Saturday 3 May 2014

Album Review:The Horrors – Luminous


(XL)

First impressions count for a lot, and that's especially true in the music world. The Horror's showed up in skinny black jeans looking like a band that spent too much time listening to Bauhaus. Amongst a wave of hype from outlets like NME, their debut album Strange House won them a host of fans with it's scruffy and dark post punk sound but while it impressed a lot of people it didn't seem like a sound that could sustain them. Then the band took a left field turn releasing the eight minute krautrock epic Sea Within a Sea, a track full of synthesizer rhythms and mesmeric looping drums, from the follow up record Primary Colours and really proved they were not a band to be overlooked. For the album they worked with Geoff Barrow and Chris Cunningham, delving into shoegaze and Jesus & The Mary Chain style noise pop and getting themselves a Mercury Music Prize nomination in the process.

2011's Skying explored new wave and British psychedelia leaning more on the electronics of keyboardist and synthesiser player Tom Cowan and saw the band becoming an ever more approachable act. The Horror's latest album Luminous continues to blend and refine these diverse influences in what might be their most polished and cohesive effort to date.

Chasing Shadows thunders into view after a short ambient passage with the huge sound that bands like The Verve and Ride would create. Anthemic and positive, this is The Horror's taking their sound out into the sunlight. The lyrics, often of relationships seem positive here, vocalist Faris Badwan captures that feeling of early romance as your mind plays out the future ahead of you. And its not just the lyrics that are positive, I See You starts of as the most pop minded track that the horrors have put together. Carried by layered synthesizer arpeggios and a big chorus before switching up to a glorious, hypnotically celebratory refrain of crashing drums and waves of ascending guitars.

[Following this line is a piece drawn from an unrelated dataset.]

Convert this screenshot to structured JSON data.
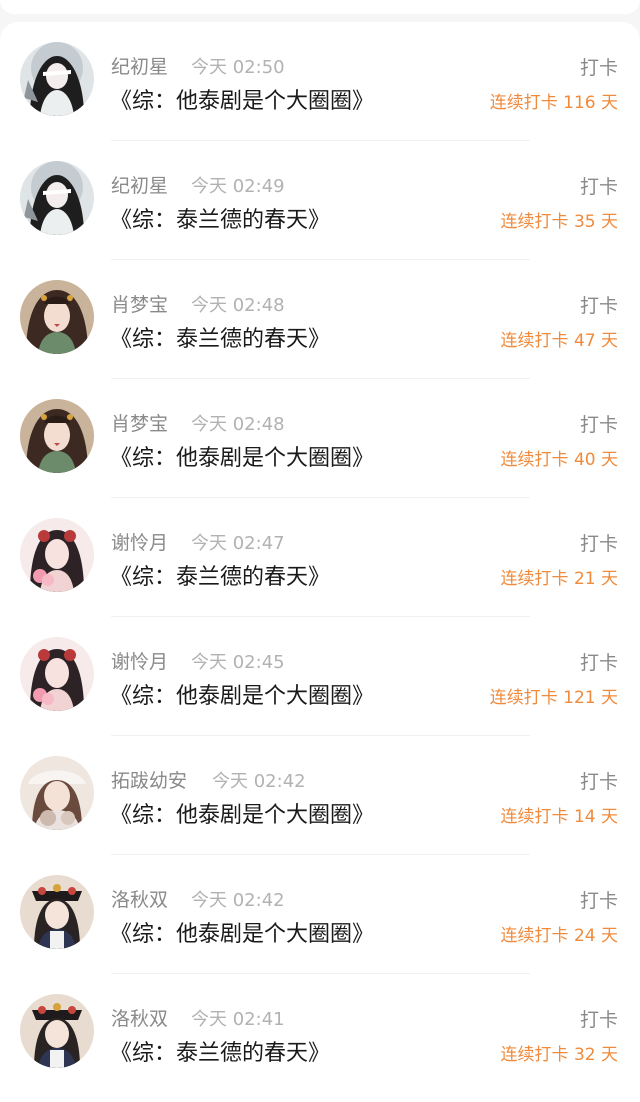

Track like So Know You Know and In and Out of Sight are pretty much synth pop carried by the flickering sounds of analog electronics, the latter especially having a darker feel, as the bass and drums provide a danceable groove. Guitarist Joshua Hayward creates some of the most creative sounds I've heard in a while, following the Kevin Shields approach of utilising effects to make the instrument sound as little like a guitar as possible. On Jealous Sun he creates a sound like a string section recreating whale song before a sound like it's ripping itself apart amongst layers of distortion. Whilst Faris Badwan's voice can sometimes get a little lost amongst the noise on Luminous, on Change Your Mind, a song full of sixties pop atmosphere, the singer's gentle, pining croon shines through over a 6/4 drum shuffle. 'Hey, I'm still burning/Would you really walk away form me?' Badwan sings, momentarily bursting that positive bubble that Luminous seems to exist within.

Luminous is full of likeable tracks, none of which really let the album down and stands a s proof of a band that has shaken of it's early image and continue to go from strength to strength. They are one of those rare bands were you can see the indispensable contribution of each member, all of which seem to get an equal chance to shine on what is their most balanced album. It isn't as gritty as their debut or as noisey as Primary Colours, but Luminous is the strongest statement the band have made to date.